Tu veux finir ton apprentissage? Signe d’abord ton ordre d’expulsion!


Dans 24heures Raphaël Delessert nous explique la situation d'une jeune fille faisant partie des "523":
Menacée de renvoi dans son pays d'origine, Spresa, 19 ans, poursuit un brillant apprentissage à Aigle. Il y a quelques jours, le Service de la population l'a engagée à signer un document l'autorisant à terminer sa formation à la condition qu'elle quitte la Suisse une fois son CFC en poche.

Outrés par une démarche qui, selon eux, relève d'un infâme chantage: Christiane Rithener, députée au Grand Conseil, et Gérard Pella, pasteur à Vevey, parrainent la famille Memetovic depuis le printemps dernier. Un couple et ses trois enfants originaires de Serbie et Monténégro, arrivés en Suisse en 1999, et qui émargent au rang des «523» requérants déboutés par Berne. Aujourd'hui, une petite moitié d'entre eux risquent encore un départ forcé vers leur pays natal.

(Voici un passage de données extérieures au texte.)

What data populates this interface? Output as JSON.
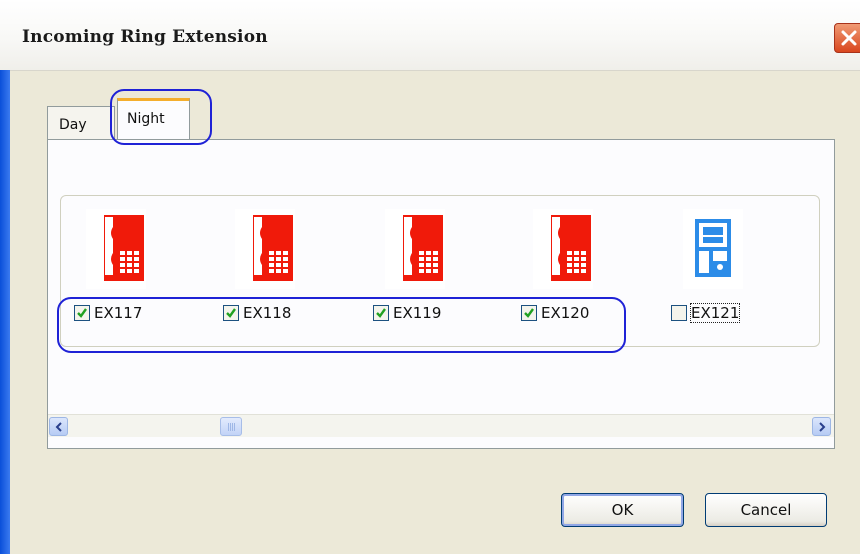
{
  "window": {
    "title": "Incoming Ring Extension"
  },
  "tabs": [
    {
      "label": "Day",
      "selected": false
    },
    {
      "label": "Night",
      "selected": true
    }
  ],
  "extensions": [
    {
      "label": "EX117",
      "checked": true,
      "icon": "desk-phone-icon",
      "color": "#f01a0a"
    },
    {
      "label": "EX118",
      "checked": true,
      "icon": "desk-phone-icon",
      "color": "#f01a0a"
    },
    {
      "label": "EX119",
      "checked": true,
      "icon": "desk-phone-icon",
      "color": "#f01a0a"
    },
    {
      "label": "EX120",
      "checked": true,
      "icon": "desk-phone-icon",
      "color": "#f01a0a"
    },
    {
      "label": "EX121",
      "checked": false,
      "icon": "door-phone-icon",
      "color": "#2c8ce8"
    }
  ],
  "buttons": {
    "ok": "OK",
    "cancel": "Cancel"
  },
  "colors": {
    "highlight": "#1f22d6",
    "active_tab": "#f4ae2c"
  }
}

La famille, établie à Vevey, a déposé sa demande d'asile en mai 1999. Depuis, les parents ont toujours régulièrement travaillé dans notre pays, fait remarquer la députée socialiste. Les deux garçons sont scolarisés tandis que Spresa, l'aînée, a débuté un apprentissage d'employée de commerce à Aigle en été 2004. La jeune fille, aujourd'hui âgée de 19 ans, a obtenu d'excellents résultats aux examens de fin de première année.

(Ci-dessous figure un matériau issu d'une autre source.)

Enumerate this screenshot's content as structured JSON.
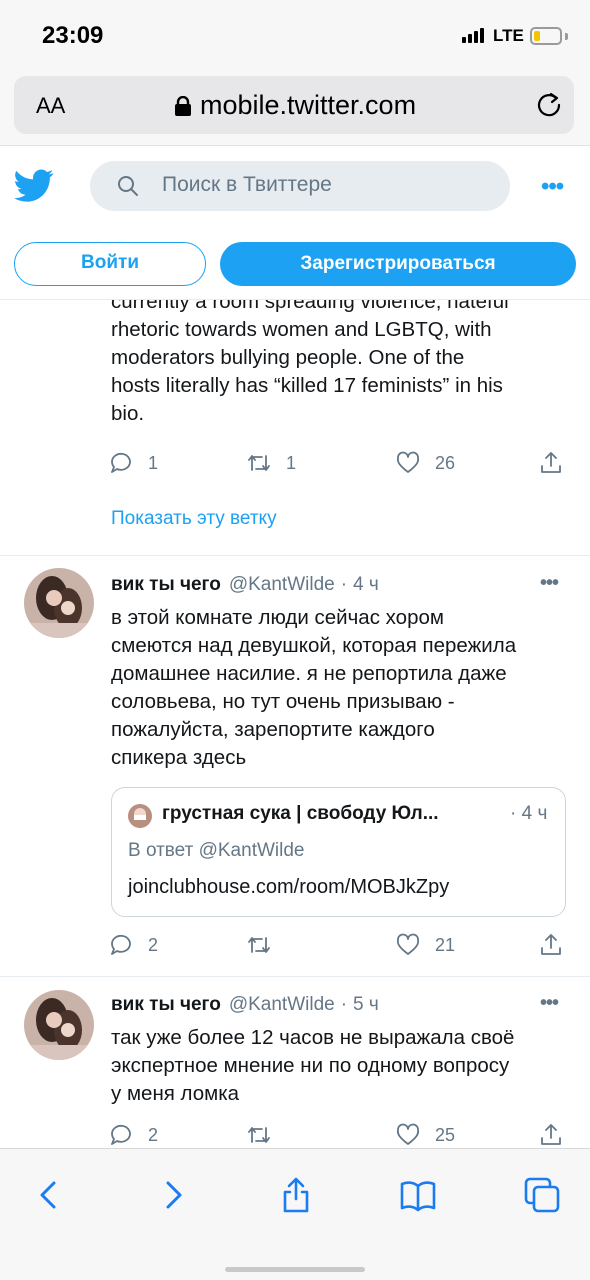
{
  "status_bar": {
    "time": "23:09",
    "network": "LTE",
    "battery_level": 0.25
  },
  "browser": {
    "text_size_label": "AA",
    "url": "mobile.twitter.com"
  },
  "twitter": {
    "search_placeholder": "Поиск в Твиттере",
    "login_label": "Войти",
    "signup_label": "Зарегистрироваться",
    "more_label": "•••"
  },
  "feed": {
    "partial_tweet": {
      "lines": [
        "currently a room spreading violence, hateful",
        "rhetoric towards women and LGBTQ, with",
        "moderators bullying people. One of the",
        "hosts literally has “killed 17 feminists” in his",
        "bio."
      ],
      "replies": "1",
      "retweets": "1",
      "likes": "26",
      "show_thread": "Показать эту ветку"
    },
    "tweets": [
      {
        "name": "вик ты чего",
        "handle": "@KantWilde",
        "dot": "·",
        "time": "4 ч",
        "lines": [
          "в этой комнате люди сейчас хором",
          "смеются над девушкой, которая пережила",
          "домашнее насилие. я не репортила даже",
          "соловьева, но тут очень призываю -",
          "пожалуйста, зарепортите каждого",
          "спикера здесь"
        ],
        "quote": {
          "name": "грустная сука | свободу Юл...",
          "time": "· 4 ч",
          "reply_to": "В ответ @KantWilde",
          "link": "joinclubhouse.com/room/MOBJkZpy"
        },
        "replies": "2",
        "retweets": "",
        "likes": "21"
      },
      {
        "name": "вик ты чего",
        "handle": "@KantWilde",
        "dot": "·",
        "time": "5 ч",
        "lines": [
          "так уже более 12 часов не выражала своё",
          "экспертное мнение ни по одному вопросу",
          "у меня ломка"
        ],
        "replies": "2",
        "retweets": "",
        "likes": "25"
      }
    ]
  },
  "colors": {
    "accent": "#1da1f2",
    "muted": "#657786",
    "text": "#14171a",
    "divider": "#e6ecf0"
  }
}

Menacés d'expulsion par le canton, les Veveysans d'adoption ont passé plus d'un mois au centre paroissial Sainte-Claire, entourés par les bénévoles de la Coordination Asile Riviera. C'était l'hiver dernier, et la situation s'est calmée depuis; la famille, qui a regagné son appartement, est actuellement au bénéfice d'une autorisation de séjour provisoire et renouvelable.

Coup de tonnerre début décembre: Spresa est convoquée au Service de la population (SPOP), à Lausanne. Là, on lui remet un document qu'elle est priée de signer dans les dix jours. En substance, la jeune fille peut achever son apprentissage à deux conditions: elle devra quitter la Suisse dès la fin de sa formation si la commission suisse de recours en matière d'asile ne l'autorise pas à rester. Elle doit aussi s'engager à subvenir entièrement à son entretien - logement, assurance maladie et nourriture - pendant sa formation.

Soutenue par son patron, Spresa ne paraphe pas la déclaration et envoie un courrier au SPOP, expliquant qu'il lui est impossible de terminer son apprentissage sans le soutien affectif et financier de ses parents. «Sa formation lui tient vraiment à cœur, elle m'a même dit que ça la tuerait de devoir arrêter en cours de route», affirme Christiane Rithener.

Le pasteur Pella est révolté par le procédé: «Il est inhumain de désolidariser ainsi Spresa de ses parents. En admettant qu'ils obtiennent un permis et qu'elle signe ce document, elle devra partir toute seule!»

La députée fustige, elle aussi, la méthode cantonale: «Tout se démantèle alors que des démarches sont en cours au Grand Conseil.»

Contacté, le Service de la population n'a pas voulu prendre position: «Nous ne communiquerons pas sur ce dossier durant les fêtes de fin d'année», indique une collaboratrice.